探讨基于CitusDB的地质资料集群和大数据架构
Discussion on the clustering and large data architecture of geological data based on CitusDB
-
摘要: 地质资料是地质工作形成的重要成果资料,具有可被重复开发利用、能够长期提供服务的功能。然而,因地质资料的分散式管理,使得地质资料信息存储分散,“孤岛”式服务的现象普遍存在,缺乏资料信息共享、综合利用的机制和手段,制约着地质资料信息潜在价值的有效发挥。地质资料信息服务集群化旨在通过信息领域前沿技术,对地质资料进行集成集群和深度开发,将分散、孤立的地质资料进行分布式汇集,全方位多角度解读、展现、挖掘地质资料信息,充分发挥地质资料服务于经济社会发展的作用。长期的地质调查工作,已经形成了多专业、数据格式多样的海量地质资料,信息服务的集群化必将面临地质大数据相关的技术问题。介绍了地质资料信息服务集群化模式,分析了CitusDB软件的分布式大数据运行机理,探讨了基于CitusDB软件的地质资料集群和大数据服务架构,可为地质大数据与信息服务提供一定的参考。Abstract: Geological data as important information of geological work, can be repeatedly utilized and provide long-term service. But the storage of geological data is decentralized because of decentralized management of geological data, which brings about widespread islanded service. And a lack of mechanisms and methods of information sharing and comprehensive utilization restricts better utilization of geological data. Geological data are clustered and deeply developed by the cutting-edge technologies in information field. And decentralized and isolated geological data are collected spreadly, and the information are explained, revealed and excavated from different aspects.

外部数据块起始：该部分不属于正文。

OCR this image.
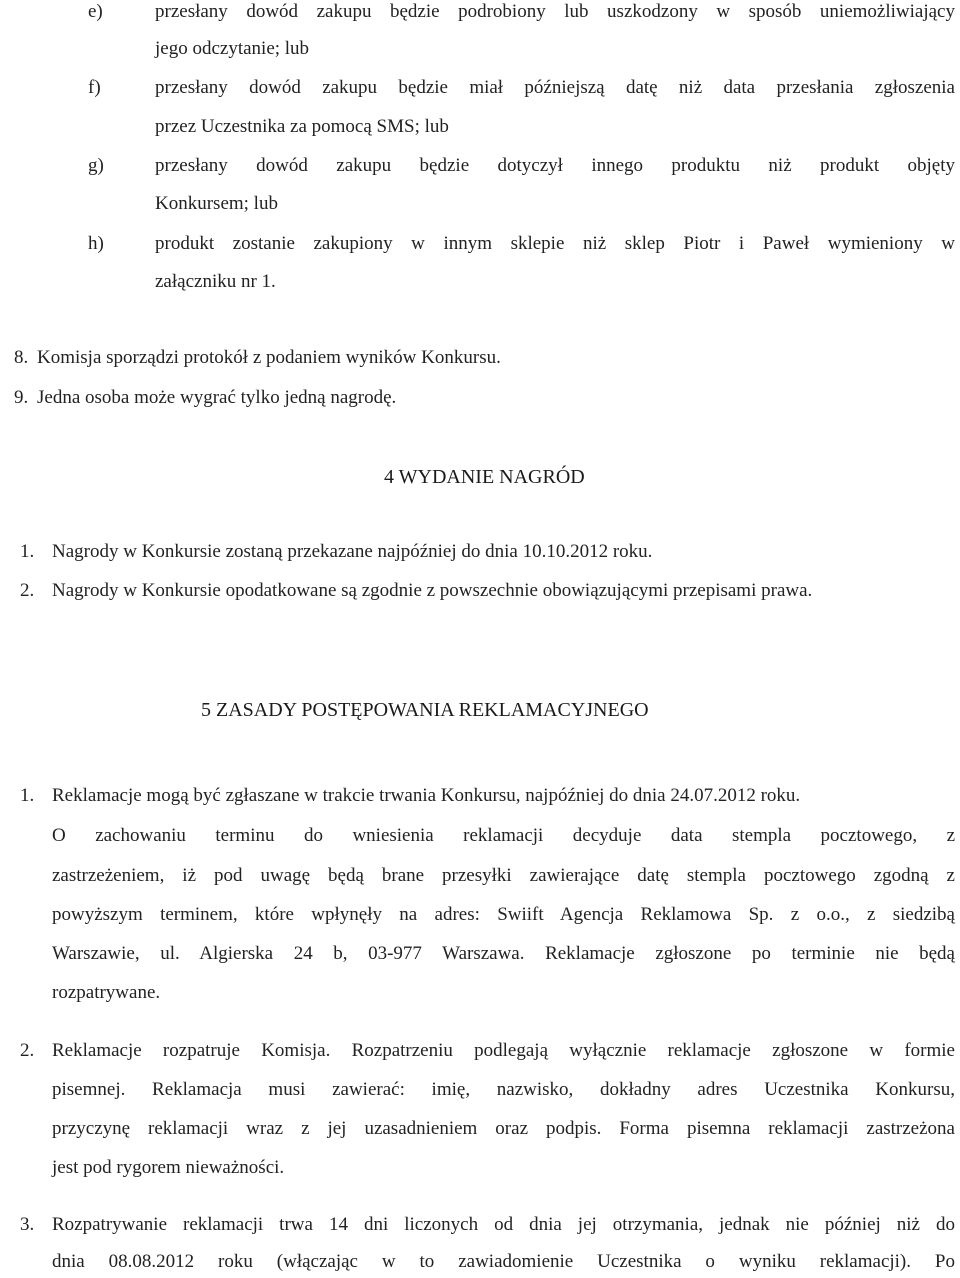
e)	przesłany dowód zakupu będzie podrobiony lub uszkodzony w sposób uniemożliwiający
jego odczytanie; lub
f)	przesłany dowód zakupu będzie miał późniejszą datę niż data przesłania zgłoszenia
przez Uczestnika za pomocą SMS; lub
g)	przesłany dowód zakupu będzie dotyczył innego produktu niż produkt objęty
Konkursem; lub
h)	produkt zostanie zakupiony w innym sklepie niż sklep Piotr i Paweł wymieniony w
załączniku nr 1.
8. Komisja sporządzi protokół z podaniem wyników Konkursu.
9. Jedna osoba może wygrać tylko jedną nagrodę.
4 WYDANIE NAGRÓD
1. Nagrody w Konkursie zostaną przekazane najpóźniej do dnia 10.10.2012 roku.
2. Nagrody w Konkursie opodatkowane są zgodnie z powszechnie obowiązującymi przepisami prawa.
5 ZASADY POSTĘPOWANIA REKLAMACYJNEGO
1. Reklamacje mogą być zgłaszane w trakcie trwania Konkursu, najpóźniej do dnia 24.07.2012 roku.
O zachowaniu terminu do wniesienia reklamacji decyduje data stempla pocztowego, z
zastrzeżeniem, iż pod uwagę będą brane przesyłki zawierające datę stempla pocztowego zgodną z
powyższym terminem, które wpłynęły na adres: Swiift Agencja Reklamowa Sp. z o.o., z siedzibą
Warszawie, ul. Algierska 24 b, 03-977 Warszawa. Reklamacje zgłoszone po terminie nie będą
rozpatrywane.
2. Reklamacje rozpatruje Komisja. Rozpatrzeniu podlegają wyłącznie reklamacje zgłoszone w formie
pisemnej. Reklamacja musi zawierać: imię, nazwisko, dokładny adres Uczestnika Konkursu,
przyczynę reklamacji wraz z jej uzasadnieniem oraz podpis. Forma pisemna reklamacji zastrzeżona
jest pod rygorem nieważności.
3. Rozpatrywanie reklamacji trwa 14 dni liczonych od dnia jej otrzymania, jednak nie później niż do
dnia 08.08.2012 roku (włączając w to zawiadomienie Uczestnika o wyniku reklamacji). Po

So geological data clustering information service would better serve economic and social development. However, the multi-professional, multi-formatted and massive geological data have formed in long-term geological survey work. Related technical problems of large data would occur during geological data clustering. The authors introduced the geological data clustering information service mode and analyzed the distributed data operation mechanism of CitusDB software. Geological data clustering and large data service framework based on CitusDB software were discussed. This paper would provide some reference for the large geological data and information services.